“Etiquette & Protocol” (E&P for short) is an occasional feature where I answer thorny out-of-character (OOC) manners questions about gaming and game groups. Why? Because, my dear gamer-ladies and gamer-gents, outrunning/outwitting/outgunning BBEG & Co. will be ever so much more fun, if the game table isn’t turned into a soda-bottle and sourcebook mêlée field.
My very first question comes from ogehn of the D20 Radio forums, via D20 Radio’s Facebook page and is quite fitting as tomorrow is Valentine’s Day.
Q: “When there’s an in-character (IC) romance, how should the players conduct themselves OOC? Also how to approach potential in-game romance, does it work or not for the characters?”
A: Ah, yes, IC love affairs, one of my favorite things to roleplay. A long time ago, my sig line on a SW gaming forum was “I play RPGs instead of reading romance novels.” While I no longer use that sig line, I am still upfront that this is something I enjoy, whether PC/PC or PC/NPC.
First off, I recommend talking to the players and GM about romances. If it’s something you would like to do in a new campaign, bring it up in the Session 0 or other discussions beforehand, just like any other suggestion for the campaign. You should also be clear about what you are looking for–the GM to provide an NPC girl- or boyfriend, a star-crossed lovers subplot, the two characters getting engaged or marrying by campaign’s end, etc.
I have no problems asking, “Hey anyone interested in their PC having a relationship with mine?” Sometimes, someone is. And yes, other times I get–crickets. By the way, you don’t just talk with the person, GM or player, who will be running the lover. You need to talk to the whole group. They will have to listen to the RP after all, so need to be onboard.
What if the possibility of romance comes up after the game begins? You, or another player, think it would make the game more interesting. Or you had a good time when the NPC knight was flirting with your PC, and start thinking there’s some chemistry there. Then have a talk between sessions.
And this doesn’t mean there’s no room for spontaneity, or one-night dates or stands. This is fine and can be a fun and/or charming change-of-pace that doesn’t change the campaign longterm, but makes a good game better. One of my fond gaming memories is a session that ended with another PC presenting my PC with a rose and then sharing a bottle of wine with her. Discussing this ahead of time would have taken all the fun, and surprise, out of it. (Now, should we use these characters again, I may very well ask if we could build on that.)

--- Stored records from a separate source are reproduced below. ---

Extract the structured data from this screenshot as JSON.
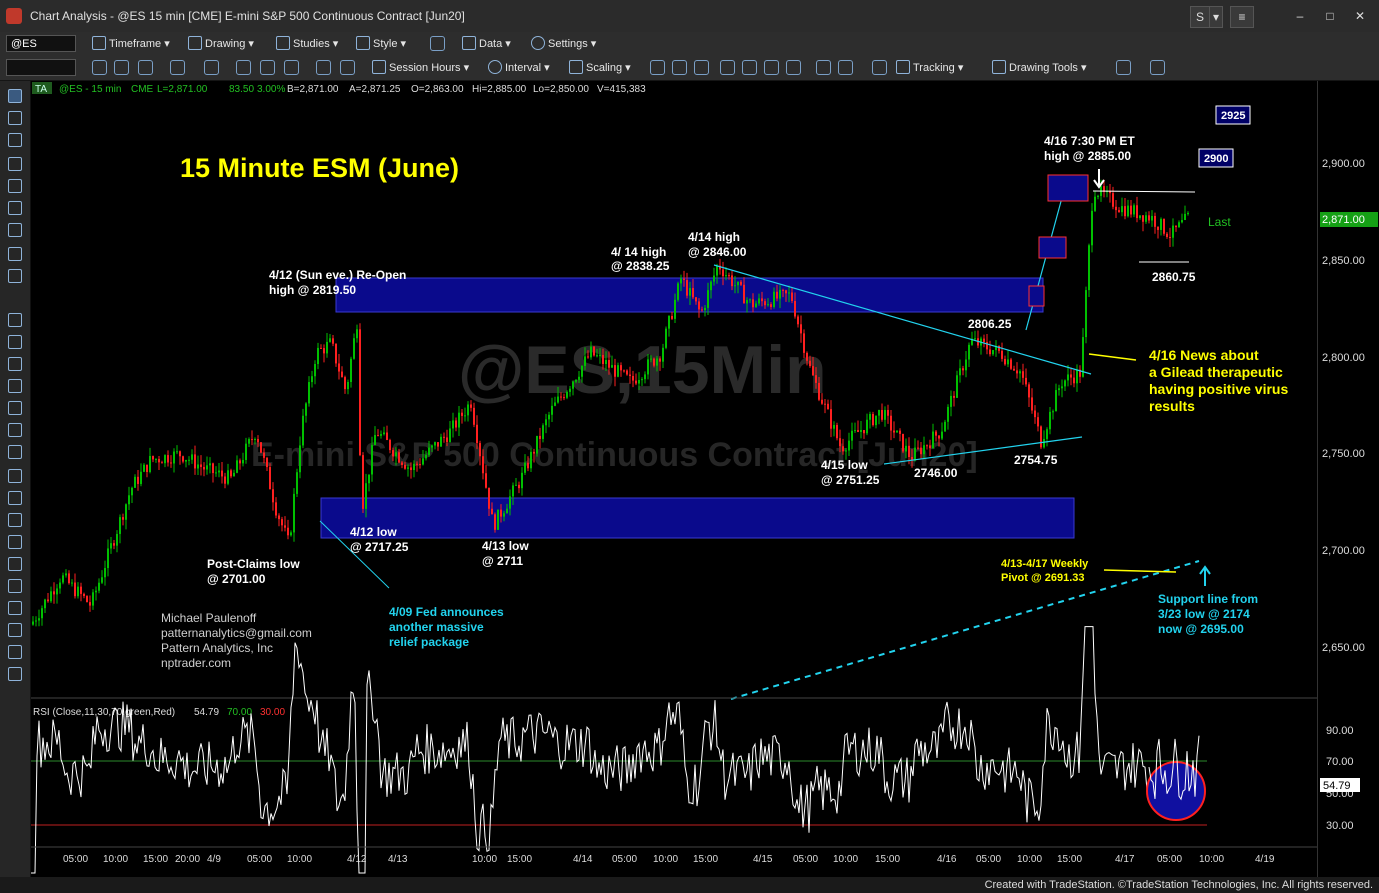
{
  "window": {
    "title": "Chart Analysis - @ES 15 min [CME] E-mini S&P 500 Continuous Contract [Jun20]",
    "s_button": "S",
    "dropdown_button": "▾",
    "menu_button": "≡",
    "minimize": "–",
    "maximize": "□",
    "close": "✕"
  },
  "toolbar1": {
    "symbol": "@ES",
    "timeframe": "Timeframe",
    "drawing": "Drawing",
    "studies": "Studies",
    "style": "Style",
    "data": "Data",
    "settings": "Settings"
  },
  "toolbar2": {
    "session_hours": "Session Hours",
    "interval": "Interval",
    "scaling": "Scaling",
    "tracking": "Tracking",
    "drawing_tools": "Drawing Tools"
  },
  "header": {
    "badge": "TA",
    "symbol_line": "@ES - 15 min",
    "exchange": "CME",
    "last": "L=2,871.00",
    "change": "83.50",
    "pct": "3.00%",
    "bid": "B=2,871.00",
    "ask": "A=2,871.25",
    "open": "O=2,863.00",
    "high": "Hi=2,885.00",
    "low": "Lo=2,850.00",
    "volume": "V=415,383"
  },
  "watermark": {
    "symbol": "@ES,15Min",
    "contract": "E-mini S&P 500 Continuous Contract [Jun20]"
  },
  "annotations": {
    "main_title": "15 Minute ESM (June)",
    "reopen": [
      "4/12 (Sun eve.) Re-Open",
      "high @ 2819.50"
    ],
    "high_414a": [
      "4/ 14 high",
      "@ 2838.25"
    ],
    "high_414b": [
      "4/14 high",
      "@ 2846.00"
    ],
    "high_416": [
      "4/16 7:30 PM ET",
      "high @ 2885.00"
    ],
    "low_412": [
      "4/12 low",
      "@ 2717.25"
    ],
    "low_413": [
      "4/13 low",
      "@ 2711"
    ],
    "post_claims": [
      "Post-Claims low",
      "@ 2701.00"
    ],
    "low_415": [
      "4/15 low",
      "@ 2751.25"
    ],
    "l2746": "2746.00",
    "l2754": "2754.75",
    "l2806": "2806.25",
    "l2860": "2860.75",
    "fed": [
      "4/09 Fed announces",
      "another massive",
      "relief package"
    ],
    "news": [
      "4/16 News about",
      "a Gilead therapeutic",
      "having positive virus",
      "results"
    ],
    "pivot": [
      "4/13-4/17 Weekly",
      "Pivot @ 2691.33"
    ],
    "support": [
      "Support line from",
      "3/23 low @ 2174",
      "now @ 2695.00"
    ],
    "author": [
      "Michael Paulenoff",
      "patternanalytics@gmail.com",
      "Pattern Analytics, Inc",
      "nptrader.com"
    ],
    "box_2925": "2925",
    "box_2900": "2900",
    "last_label": "Last"
  },
  "price_axis": {
    "ticks": [
      "2,900.00",
      "2,850.00",
      "2,800.00",
      "2,750.00",
      "2,700.00",
      "2,650.00"
    ],
    "last_price": "2,871.00"
  },
  "rsi": {
    "label": "RSI (Close,11,30,70,green,Red)",
    "value": "54.79",
    "ob": "70.00",
    "os": "30.00",
    "ticks": [
      "90.00",
      "70.00",
      "50.00",
      "30.00"
    ],
    "last_value": "54.79"
  },
  "time_axis": [
    "05:00",
    "10:00",
    "15:00",
    "20:00",
    "4/9",
    "05:00",
    "10:00",
    "4/12",
    "4/13",
    "10:00",
    "15:00",
    "4/14",
    "05:00",
    "10:00",
    "15:00",
    "4/15",
    "05:00",
    "10:00",
    "15:00",
    "4/16",
    "05:00",
    "10:00",
    "15:00",
    "4/17",
    "05:00",
    "10:00",
    "4/19"
  ],
  "footer": "Created with TradeStation. ©TradeStation Technologies, Inc. All rights reserved.",
  "colors": {
    "up": "#00c000",
    "down": "#ff2020",
    "zone": "#0a0a8c",
    "title": "#ffff00",
    "cyan": "#22d3ee",
    "rsi": "#ffffff"
  }
}
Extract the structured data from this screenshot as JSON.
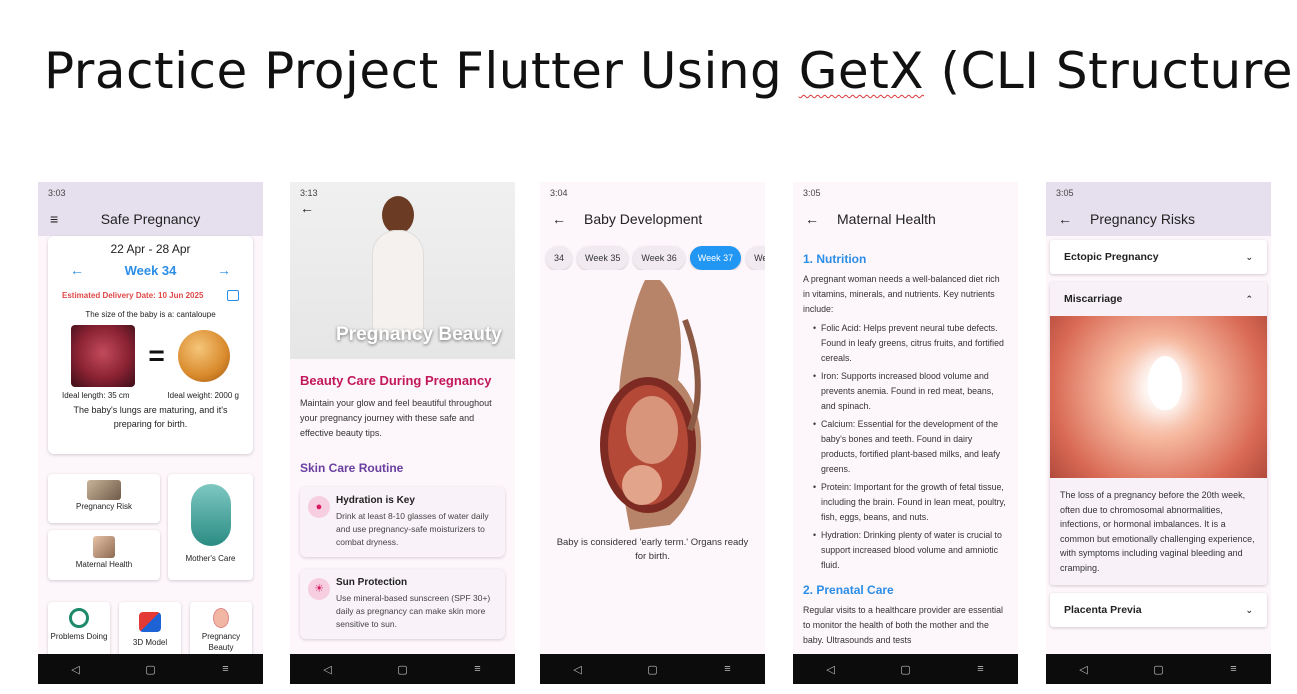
{
  "slide": {
    "title_prefix": "Practice Project Flutter Using ",
    "title_getx": "GetX",
    "title_suffix": " (CLI Structure)"
  },
  "nav_icons": [
    "back-triangle",
    "home-square",
    "recents-menu"
  ],
  "nav_glyphs": [
    "◁",
    "▢",
    "≡"
  ],
  "phone1": {
    "time": "3:03",
    "menu_glyph": "≡",
    "title": "Safe Pregnancy",
    "date_range": "22 Apr - 28 Apr",
    "week_label": "Week 34",
    "prev_glyph": "←",
    "next_glyph": "→",
    "delivery_date": "Estimated Delivery Date: 10 Jun 2025",
    "size_text": "The size of the baby is a: cantaloupe",
    "equals": "=",
    "ideal_length": "Ideal length: 35 cm",
    "ideal_weight": "Ideal weight: 2000 g",
    "development": "The baby's lungs are maturing, and it's preparing for birth.",
    "tiles": {
      "pregnancy_risk": "Pregnancy Risk",
      "mothers_care": "Mother's Care",
      "maternal_health": "Maternal Health",
      "problems_doing": "Problems Doing",
      "model_3d": "3D Model",
      "pregnancy_beauty": "Pregnancy Beauty"
    },
    "accent": "#2b8de6",
    "alert": "#e04848"
  },
  "phone2": {
    "time": "3:13",
    "back_glyph": "←",
    "hero_title": "Pregnancy Beauty",
    "heading": "Beauty Care During Pregnancy",
    "intro": "Maintain your glow and feel beautiful throughout your pregnancy journey with these safe and effective beauty tips.",
    "subheading": "Skin Care Routine",
    "tips": [
      {
        "icon": "water-drop-icon",
        "glyph": "●",
        "title": "Hydration is Key",
        "text": "Drink at least 8-10 glasses of water daily and use pregnancy-safe moisturizers to combat dryness."
      },
      {
        "icon": "sun-icon",
        "glyph": "☀",
        "title": "Sun Protection",
        "text": "Use mineral-based sunscreen (SPF 30+) daily as pregnancy can make skin more sensitive to sun."
      }
    ],
    "heading_color": "#c2185b",
    "sub_color": "#6a3fa0"
  },
  "phone3": {
    "time": "3:04",
    "back_glyph": "←",
    "title": "Baby Development",
    "chips": [
      "34",
      "Week 35",
      "Week 36",
      "Week 37",
      "We"
    ],
    "active_chip": 3,
    "caption": "Baby is considered 'early term.' Organs ready for birth."
  },
  "phone4": {
    "time": "3:05",
    "back_glyph": "←",
    "title": "Maternal Health",
    "sections": [
      {
        "heading": "1. Nutrition",
        "text": "A pregnant woman needs a well-balanced diet rich in vitamins, minerals, and nutrients. Key nutrients include:",
        "bullets": [
          "Folic Acid: Helps prevent neural tube defects. Found in leafy greens, citrus fruits, and fortified cereals.",
          "Iron: Supports increased blood volume and prevents anemia. Found in red meat, beans, and spinach.",
          "Calcium: Essential for the development of the baby's bones and teeth. Found in dairy products, fortified plant-based milks, and leafy greens.",
          "Protein: Important for the growth of fetal tissue, including the brain. Found in lean meat, poultry, fish, eggs, beans, and nuts.",
          "Hydration: Drinking plenty of water is crucial to support increased blood volume and amniotic fluid."
        ]
      },
      {
        "heading": "2. Prenatal Care",
        "text": "Regular visits to a healthcare provider are essential to monitor the health of both the mother and the baby. Ultrasounds and tests"
      }
    ],
    "bullet_glyph": "•"
  },
  "phone5": {
    "time": "3:05",
    "back_glyph": "←",
    "title": "Pregnancy Risks",
    "items": [
      "Ectopic Pregnancy",
      "Miscarriage",
      "Placenta Previa"
    ],
    "chevron_down": "⌄",
    "chevron_up": "⌃",
    "open_text": "The loss of a pregnancy before the 20th week, often due to chromosomal abnormalities, infections, or hormonal imbalances. It is a common but emotionally challenging experience, with symptoms including vaginal bleeding and cramping."
  }
}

As I mentioned above, I don’t always get takers and neither will you. Just as in real life, take “No” for an answer. Not all players or GMs are into this kind of RP. Or they may feel that their PC/NPC wouldn’t do this (with your PC or in general) but would be willing to go this route in the next game. Or it might be the campaign. Not every one will lend itself to romance. It may be more focused on action, or the group might be larger and therefore it would be harder to give everyone enough “screen time” for similar subplots. You can try again with a different player group or a different game.
Please, do stay away from TMI. Exactly what veers into TMI territory will vary by group. (And, for message-board-based games, the site’s TOS.) Personally, I suggest only roleplaying out PG or milder things. Unless there are kids in the group, it’s likely fine if everyone knows that a couple of characters have gone all the way–but no need to describe beyond, “Yeah, they spent all night on that island. Alone.” But, again, know your group.
As I wrote, I realized that much of this advice parallels sensible Actual Dating Advice. You don’t just assume someone is interested, you don’t push it when they aren’t, and you can try again, with someone new (or at least someone’s new PC). So if IC romance is your style, give it a whirl. And happy Valentine’s wishes to you and your PCs.